История Елены Вольской.
– Наслаждайтесь, – она хлопает по обложке книжки так бодро, словно ей не терпится поделиться некоторыми эпизодами из своей жизни, словно ей хочется скорее высказаться, а собеседнику пора идти уже к чертям и подальше. – Итак. Мне 46. Не замужем. Потому что ненавижу всех мужиков. Друзей не имею. Они предают. Родители давно отошли в мир иной. Я одна как перст. Спросите, почему нет детей? Есть. Просто в молодости я оставила сына в детдоме. Сразу после рождения.
Она встает и демонстративно кидает книгу прямо под нос Виктору.
– Не знаю зачем я Вам это рассказала. Почему-то очень захотелось.

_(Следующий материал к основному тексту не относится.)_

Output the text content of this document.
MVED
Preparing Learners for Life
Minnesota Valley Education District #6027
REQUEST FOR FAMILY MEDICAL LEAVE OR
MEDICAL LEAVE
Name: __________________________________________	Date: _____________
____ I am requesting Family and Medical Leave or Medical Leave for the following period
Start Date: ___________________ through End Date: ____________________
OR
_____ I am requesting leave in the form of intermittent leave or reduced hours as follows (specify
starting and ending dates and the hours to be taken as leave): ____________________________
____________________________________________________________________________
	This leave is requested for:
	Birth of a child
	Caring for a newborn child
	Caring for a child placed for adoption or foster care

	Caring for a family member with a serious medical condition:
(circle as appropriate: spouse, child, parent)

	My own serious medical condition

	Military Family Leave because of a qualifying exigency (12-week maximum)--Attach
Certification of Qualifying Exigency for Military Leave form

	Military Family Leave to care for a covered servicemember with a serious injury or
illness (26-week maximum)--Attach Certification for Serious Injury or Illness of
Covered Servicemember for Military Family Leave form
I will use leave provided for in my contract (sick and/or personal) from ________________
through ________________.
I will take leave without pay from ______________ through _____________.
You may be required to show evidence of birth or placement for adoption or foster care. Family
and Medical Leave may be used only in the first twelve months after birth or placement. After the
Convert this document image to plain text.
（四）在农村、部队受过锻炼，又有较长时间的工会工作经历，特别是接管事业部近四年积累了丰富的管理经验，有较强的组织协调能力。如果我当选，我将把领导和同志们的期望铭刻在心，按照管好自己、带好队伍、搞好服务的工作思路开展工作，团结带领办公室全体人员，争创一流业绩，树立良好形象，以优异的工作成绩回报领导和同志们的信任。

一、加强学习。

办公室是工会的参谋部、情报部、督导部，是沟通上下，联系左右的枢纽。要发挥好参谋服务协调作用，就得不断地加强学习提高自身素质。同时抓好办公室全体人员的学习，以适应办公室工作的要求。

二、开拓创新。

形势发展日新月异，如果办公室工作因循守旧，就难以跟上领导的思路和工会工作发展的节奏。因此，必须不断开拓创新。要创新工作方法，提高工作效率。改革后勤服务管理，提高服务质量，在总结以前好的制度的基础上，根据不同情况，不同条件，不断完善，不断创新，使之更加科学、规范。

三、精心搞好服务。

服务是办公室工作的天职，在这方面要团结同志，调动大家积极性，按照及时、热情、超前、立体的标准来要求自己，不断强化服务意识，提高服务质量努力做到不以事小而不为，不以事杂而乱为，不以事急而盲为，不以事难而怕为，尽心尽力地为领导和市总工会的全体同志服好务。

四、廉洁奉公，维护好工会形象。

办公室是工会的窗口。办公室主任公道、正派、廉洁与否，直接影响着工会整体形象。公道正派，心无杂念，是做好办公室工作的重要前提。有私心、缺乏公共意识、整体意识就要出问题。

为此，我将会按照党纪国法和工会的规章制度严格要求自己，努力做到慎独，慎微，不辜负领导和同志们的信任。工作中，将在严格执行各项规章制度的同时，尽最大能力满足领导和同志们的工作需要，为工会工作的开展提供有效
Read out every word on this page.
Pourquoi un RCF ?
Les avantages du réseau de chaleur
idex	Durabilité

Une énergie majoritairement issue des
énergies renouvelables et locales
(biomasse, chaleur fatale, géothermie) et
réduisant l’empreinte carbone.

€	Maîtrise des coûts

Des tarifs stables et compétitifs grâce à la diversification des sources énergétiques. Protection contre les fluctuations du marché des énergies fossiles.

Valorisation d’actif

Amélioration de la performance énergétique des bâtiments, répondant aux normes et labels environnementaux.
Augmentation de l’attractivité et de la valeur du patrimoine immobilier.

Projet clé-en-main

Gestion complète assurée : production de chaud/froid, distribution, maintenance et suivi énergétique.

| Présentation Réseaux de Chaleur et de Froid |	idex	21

Я сейчас я пересяду, хочу посидеть одна. Хорошо?!
Не дожидаясь ответа собеседника, Елена отправляется в другой конец зала, туда, где за чистоту пола борется уборщица и усаживается спиной, так чтобы Виктор точно не видел ее.
Странная дамочка, я даже больше скажу, настоящая истеричка, – размышляет старик, пока он подбирается к Вольской и вновь усаживается рядышком с ней.
– Вы позабыли творение Холодина!
– К черту его! – она плачет. – Извините, что я так отреагировала, это я не на Вас, а сама на себя. Наболело.
Он протягивает платок. Она покорно берет.
– Я хочу исправить свою ошибку. Хочу найти сына! – сквозь слезы молвит она.
– У Вас нет данных детдома?
– Есть. Его усыновили и увезли в Америку. У него новые родители.
– Вы знаете, некоторые ошибки невозможно исправить.
– Я беру девочку из детдома. Именно поэтому я лечу вот этим самым рейсом. Может быть, я таким образом искуплю свою вину, взяв к себе сироту?
– Безусловно. Главное, чтобы дали, а то, знаете ли, в вашем возрасте, да еще и одинокой… не дадут ребенка.
Она пожимает плечами, он повторяет за ней.
– У меня есть фиктивный брак. Один мужчина, мой одноклассник, согласился на аферу. Он живет в моем же подъезде.
– Он такой же одинокий, как и Вы?
– Выходит, что так. Он говорит, что любит меня. Я склона ему верить.
– Значит, все складывается как надо. Чем не семья. Он, Вы и сирота, которую Вы осчастливите своей родительской теплотой.
– Справлюсь?
– Вы не имеете право поступить иначе. Всегда держите в голове мысль, что Вы ставите на кон свою жизнь. Так или иначе.
– Так и есть.
– Как зовут девочку?
– Даша.
– Дадите свой номер телефона? Я хочу знать продолжение вашей истории. Если получится, непременно пишите.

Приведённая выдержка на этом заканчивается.